Cruising Local youth indulging in nighttime vehicular peacocking better head to Milwaukie or the ‘Couve—because the number of times a Portland vehicle can slowly roll through “traffic congestion thoroughfares” between 9 p.m. and 5 a.m.? Just twice!

Exotic pets Portlanders won’t be pet-parenting any large cat from the genus Panthera (leopards, jaguars) any time soon—nor caimans, apes, bears, or wolves. (You can keep a monkey if you can prove your “trained exotic primate” is a service animal.)

Occult arts Portland is into the astral plane, obviously. But in nearby Yamhill County, it’s a misdemeanor to practice astrology, clairvoyance, mesmerism, palmistry, or anything “unsound and unscientific whereby an attempt or pretense is made” to tell the future.

Offshore drilling The Oregon Legislature overwhelmingly passed a permanent ban on offshore oil drilling (and limit drilling in federal waters by barring state agencies from helping with offshore oil extraction) this past spring, further cementing the state’s fave pastimes of defending the environment and telling Trump to suck it. The ban takes effect Jan. 1, 2020. 

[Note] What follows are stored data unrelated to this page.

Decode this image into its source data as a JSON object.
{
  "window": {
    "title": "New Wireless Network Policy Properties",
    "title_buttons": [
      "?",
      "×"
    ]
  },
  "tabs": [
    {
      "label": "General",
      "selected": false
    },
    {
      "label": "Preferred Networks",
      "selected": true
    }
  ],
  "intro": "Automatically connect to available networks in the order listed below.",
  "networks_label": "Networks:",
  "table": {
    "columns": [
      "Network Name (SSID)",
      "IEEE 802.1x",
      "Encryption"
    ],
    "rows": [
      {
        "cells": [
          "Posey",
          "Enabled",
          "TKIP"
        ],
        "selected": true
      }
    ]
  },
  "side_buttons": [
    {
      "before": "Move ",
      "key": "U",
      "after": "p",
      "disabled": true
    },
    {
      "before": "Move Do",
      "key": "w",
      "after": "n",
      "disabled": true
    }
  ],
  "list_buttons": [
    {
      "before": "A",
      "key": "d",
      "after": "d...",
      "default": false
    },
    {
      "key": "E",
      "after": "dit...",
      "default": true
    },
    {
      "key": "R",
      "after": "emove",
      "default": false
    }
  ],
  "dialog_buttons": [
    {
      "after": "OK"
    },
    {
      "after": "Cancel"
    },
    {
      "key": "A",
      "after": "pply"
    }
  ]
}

Single-use plastic bags Well, people can have them, but Portland retailers like grocery stores haven’t been allowed to stock them at checkout counters since 2011. The Oregon House passed a statewide bag ban in April. If it passes the Senate this session, Oregon would become the second state in the nation, behind California, with a bag ban. 

Powdered booze Oregon just says no to drunk Lik-M-Aid; in 2015, we even preemptively prohibited retail sales of granulated and powdered alcohol—like Palcohol’s yet-to-be-released powdered rum and vodka.

White supremacy (kind of) This past February, Portland City Council passed a resolution condemning white supremacists and alt-right hate groups. Outcomes may be limited to trainings on white supremacy for city employees, but given that we live in a state that outright banned black people from living within its borders back in 1859, anything on the record is welcome.


Editor’s note: A previous version of this story listed an earlier start date for the city’s single-use plastics ban. The city council decided in June to give businesses more time.